Round 1:
1. Introduce yourself - I explained about my overall and relevant experience, tech stack and achievements.
2. Explain project - Explained about a project about generating images from text. Not many questions asked, interviewer listened patiently and asked me explain every aspect in depth.
3. Project related to chatbot - Explained the project objectives. He asked about hallucination, vector databases, AWS services used etc.
After this, rest all are coding questions.
1. Generate 10 numbers and print the square of every 3rd number using list comprehension.
2. Given a number, count the number of 1's in it.
3. Given a number, identify whether the 3rd number is set or not (1 or 0 after converting to binary). Do it without converting the number to binary (using bit wise operations).
4. Given a list of numbers in ascending order, write binary search algorithm to find the index of a given number.
5. Sort the list of numbers without any inbuilt functions.
6. Given a nested json (or dictionary), write a function which returns the value of a key (key is of the form a.b.d.f where a, b, d, f are keys with a being initial key and b is nested key (key of value of a) etc.
Lastly, the interviewer asked if I worked on docker, kubernetes, redis, no sql databases etc
Round 2:
Asked me to explain what was asked in first round so that he can avoid those areas.
1. For finetuning a llama model, design the architecture (Like servers, s3 bucket, sagemaker, vector databases etc). He asked why vector database and after I said, to store documents, he asked why do you want to store in a database when they are already present in some location.
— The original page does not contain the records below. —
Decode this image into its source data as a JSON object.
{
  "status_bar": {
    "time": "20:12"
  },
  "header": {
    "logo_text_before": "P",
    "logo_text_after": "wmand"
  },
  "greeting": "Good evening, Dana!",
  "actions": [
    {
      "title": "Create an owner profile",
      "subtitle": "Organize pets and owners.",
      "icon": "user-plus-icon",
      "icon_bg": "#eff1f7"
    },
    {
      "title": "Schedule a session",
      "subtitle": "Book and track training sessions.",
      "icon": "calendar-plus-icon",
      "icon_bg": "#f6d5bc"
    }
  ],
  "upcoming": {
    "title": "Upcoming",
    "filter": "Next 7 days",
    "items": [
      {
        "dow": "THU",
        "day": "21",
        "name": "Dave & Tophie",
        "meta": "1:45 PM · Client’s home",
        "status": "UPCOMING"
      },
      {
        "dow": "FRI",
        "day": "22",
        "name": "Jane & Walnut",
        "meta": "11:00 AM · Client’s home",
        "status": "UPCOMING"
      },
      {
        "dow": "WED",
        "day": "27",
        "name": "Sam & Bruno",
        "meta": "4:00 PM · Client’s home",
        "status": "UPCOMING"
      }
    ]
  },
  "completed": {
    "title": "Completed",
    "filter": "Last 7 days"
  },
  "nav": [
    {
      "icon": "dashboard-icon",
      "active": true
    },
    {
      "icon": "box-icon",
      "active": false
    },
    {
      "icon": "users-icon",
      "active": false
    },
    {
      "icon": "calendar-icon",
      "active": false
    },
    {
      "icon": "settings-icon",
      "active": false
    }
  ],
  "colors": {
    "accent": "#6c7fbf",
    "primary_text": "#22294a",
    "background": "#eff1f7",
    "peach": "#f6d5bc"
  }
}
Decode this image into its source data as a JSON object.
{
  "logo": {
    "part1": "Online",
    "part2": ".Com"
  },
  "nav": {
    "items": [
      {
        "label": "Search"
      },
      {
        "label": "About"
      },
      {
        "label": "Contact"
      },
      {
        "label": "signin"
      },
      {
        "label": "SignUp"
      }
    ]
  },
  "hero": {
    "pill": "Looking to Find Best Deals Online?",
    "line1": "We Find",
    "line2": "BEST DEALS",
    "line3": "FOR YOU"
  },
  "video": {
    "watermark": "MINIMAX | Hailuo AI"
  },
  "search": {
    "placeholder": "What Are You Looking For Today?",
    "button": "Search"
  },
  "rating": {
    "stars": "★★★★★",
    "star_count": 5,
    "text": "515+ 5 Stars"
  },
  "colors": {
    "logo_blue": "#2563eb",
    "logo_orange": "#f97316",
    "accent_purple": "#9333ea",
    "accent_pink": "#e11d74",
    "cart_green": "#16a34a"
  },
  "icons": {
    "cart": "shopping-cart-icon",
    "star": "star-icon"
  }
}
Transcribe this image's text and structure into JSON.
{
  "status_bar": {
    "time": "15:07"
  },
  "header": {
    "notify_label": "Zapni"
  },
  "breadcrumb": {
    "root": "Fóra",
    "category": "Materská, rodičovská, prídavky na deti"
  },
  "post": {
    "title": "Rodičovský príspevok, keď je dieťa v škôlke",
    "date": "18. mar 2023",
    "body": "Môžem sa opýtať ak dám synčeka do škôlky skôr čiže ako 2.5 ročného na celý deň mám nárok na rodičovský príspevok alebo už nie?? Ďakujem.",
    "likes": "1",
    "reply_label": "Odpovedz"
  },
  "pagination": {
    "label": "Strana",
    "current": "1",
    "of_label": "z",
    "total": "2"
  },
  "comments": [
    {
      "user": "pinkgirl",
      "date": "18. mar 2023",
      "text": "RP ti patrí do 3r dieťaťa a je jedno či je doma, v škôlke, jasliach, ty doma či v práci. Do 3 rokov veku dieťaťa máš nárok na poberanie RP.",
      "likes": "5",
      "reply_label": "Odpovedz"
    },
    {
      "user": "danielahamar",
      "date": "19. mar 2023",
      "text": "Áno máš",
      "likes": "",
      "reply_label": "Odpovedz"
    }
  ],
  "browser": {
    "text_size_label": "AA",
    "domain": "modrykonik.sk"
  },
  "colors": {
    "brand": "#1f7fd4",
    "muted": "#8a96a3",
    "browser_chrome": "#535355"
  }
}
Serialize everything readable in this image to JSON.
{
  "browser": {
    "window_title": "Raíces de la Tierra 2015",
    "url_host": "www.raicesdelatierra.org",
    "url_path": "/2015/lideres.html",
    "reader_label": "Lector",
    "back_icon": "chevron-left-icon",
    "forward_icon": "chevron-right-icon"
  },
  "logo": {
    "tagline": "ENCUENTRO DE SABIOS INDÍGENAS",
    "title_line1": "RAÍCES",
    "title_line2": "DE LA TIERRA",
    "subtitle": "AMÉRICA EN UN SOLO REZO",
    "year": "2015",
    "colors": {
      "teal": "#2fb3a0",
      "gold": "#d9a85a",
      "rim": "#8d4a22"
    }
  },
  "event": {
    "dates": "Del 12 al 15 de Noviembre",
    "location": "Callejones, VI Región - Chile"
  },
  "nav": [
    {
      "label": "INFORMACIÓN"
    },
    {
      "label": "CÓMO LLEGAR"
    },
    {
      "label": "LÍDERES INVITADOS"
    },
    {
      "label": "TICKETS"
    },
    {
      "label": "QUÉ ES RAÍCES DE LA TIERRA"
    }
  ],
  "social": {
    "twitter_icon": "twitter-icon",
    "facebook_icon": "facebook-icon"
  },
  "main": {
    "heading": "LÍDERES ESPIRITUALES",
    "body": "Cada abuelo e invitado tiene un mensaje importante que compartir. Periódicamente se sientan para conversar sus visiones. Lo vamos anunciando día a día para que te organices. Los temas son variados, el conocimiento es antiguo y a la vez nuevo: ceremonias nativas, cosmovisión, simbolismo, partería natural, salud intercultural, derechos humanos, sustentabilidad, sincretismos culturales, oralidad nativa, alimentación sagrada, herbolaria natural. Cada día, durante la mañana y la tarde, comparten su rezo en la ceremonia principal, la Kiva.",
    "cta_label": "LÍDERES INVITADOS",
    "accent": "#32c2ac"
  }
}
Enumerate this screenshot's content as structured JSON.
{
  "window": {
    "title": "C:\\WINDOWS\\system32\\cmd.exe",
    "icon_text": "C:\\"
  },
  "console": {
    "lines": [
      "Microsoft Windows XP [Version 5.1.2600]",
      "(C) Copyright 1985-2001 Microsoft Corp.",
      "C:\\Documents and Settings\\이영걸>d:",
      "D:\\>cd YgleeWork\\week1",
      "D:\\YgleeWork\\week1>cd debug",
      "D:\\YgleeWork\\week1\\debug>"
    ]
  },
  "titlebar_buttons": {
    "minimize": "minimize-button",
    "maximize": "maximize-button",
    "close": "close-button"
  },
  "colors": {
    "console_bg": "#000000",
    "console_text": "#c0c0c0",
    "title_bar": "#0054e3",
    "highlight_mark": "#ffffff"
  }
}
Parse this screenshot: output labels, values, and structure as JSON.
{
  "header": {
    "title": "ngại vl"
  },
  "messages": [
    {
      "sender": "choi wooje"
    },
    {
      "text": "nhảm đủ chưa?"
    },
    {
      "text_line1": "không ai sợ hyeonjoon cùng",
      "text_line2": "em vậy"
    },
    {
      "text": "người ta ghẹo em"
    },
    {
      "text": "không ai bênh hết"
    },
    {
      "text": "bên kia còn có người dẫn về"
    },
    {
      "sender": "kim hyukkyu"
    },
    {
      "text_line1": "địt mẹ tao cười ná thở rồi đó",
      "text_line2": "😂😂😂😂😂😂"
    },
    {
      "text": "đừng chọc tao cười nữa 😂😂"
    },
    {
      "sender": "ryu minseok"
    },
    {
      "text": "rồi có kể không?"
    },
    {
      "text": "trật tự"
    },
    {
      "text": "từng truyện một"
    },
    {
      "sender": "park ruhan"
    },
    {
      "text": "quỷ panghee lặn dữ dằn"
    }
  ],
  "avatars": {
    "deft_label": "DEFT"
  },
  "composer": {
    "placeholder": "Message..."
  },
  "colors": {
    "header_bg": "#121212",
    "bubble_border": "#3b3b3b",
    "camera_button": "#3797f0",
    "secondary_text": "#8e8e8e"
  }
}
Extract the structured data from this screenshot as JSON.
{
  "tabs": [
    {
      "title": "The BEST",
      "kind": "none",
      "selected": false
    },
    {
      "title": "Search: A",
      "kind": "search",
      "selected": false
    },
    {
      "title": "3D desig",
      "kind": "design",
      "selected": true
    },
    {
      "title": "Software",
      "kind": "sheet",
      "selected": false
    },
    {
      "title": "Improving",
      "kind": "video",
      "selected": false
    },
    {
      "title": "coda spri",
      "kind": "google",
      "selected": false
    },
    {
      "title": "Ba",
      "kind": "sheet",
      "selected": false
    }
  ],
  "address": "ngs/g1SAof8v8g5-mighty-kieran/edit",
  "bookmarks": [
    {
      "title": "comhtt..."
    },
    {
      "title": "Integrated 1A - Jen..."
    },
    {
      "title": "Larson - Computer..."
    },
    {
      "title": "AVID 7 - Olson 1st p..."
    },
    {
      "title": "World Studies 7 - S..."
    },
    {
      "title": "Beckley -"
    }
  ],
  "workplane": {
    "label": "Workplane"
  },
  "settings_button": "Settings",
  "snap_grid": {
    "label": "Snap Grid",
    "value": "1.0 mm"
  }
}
I explained I will convert the documents into embeddings and store embeddings as models cannot work on text directly and needs to be converted to numbers either bow, tfidf or embeddings etc (I felt a bit bizzarre and at this point I felt may be the interviewer is not a data scientist perhaps ?)
2. He asked me to give a bare bone structure for creating a pipeline to finetune llama model with classes, class variables, functions that go into base class, different stages of pipeline etc. The interviewer wants to write the base class first ( I usually write all the functions first then convert them into classes and put common functions into base class but the interviewer wanted to start identifying all the common things and start with base class). I did not answer this to satisfaction. At this stage, I knew I messed up the interview.
Coding question
1. Function to calculate 2^7 without using inbuilt operators. I simply looped it 7 times. Asked the time complexity of the solution which is O(n). He asked me to do it in time complexity of O(logn). A leet code question. I failed to do it.
Interviewer was friendly. He helped me in both identifying the stages of pipeline and also to get the coding question done in O(logn) complexity but I could not.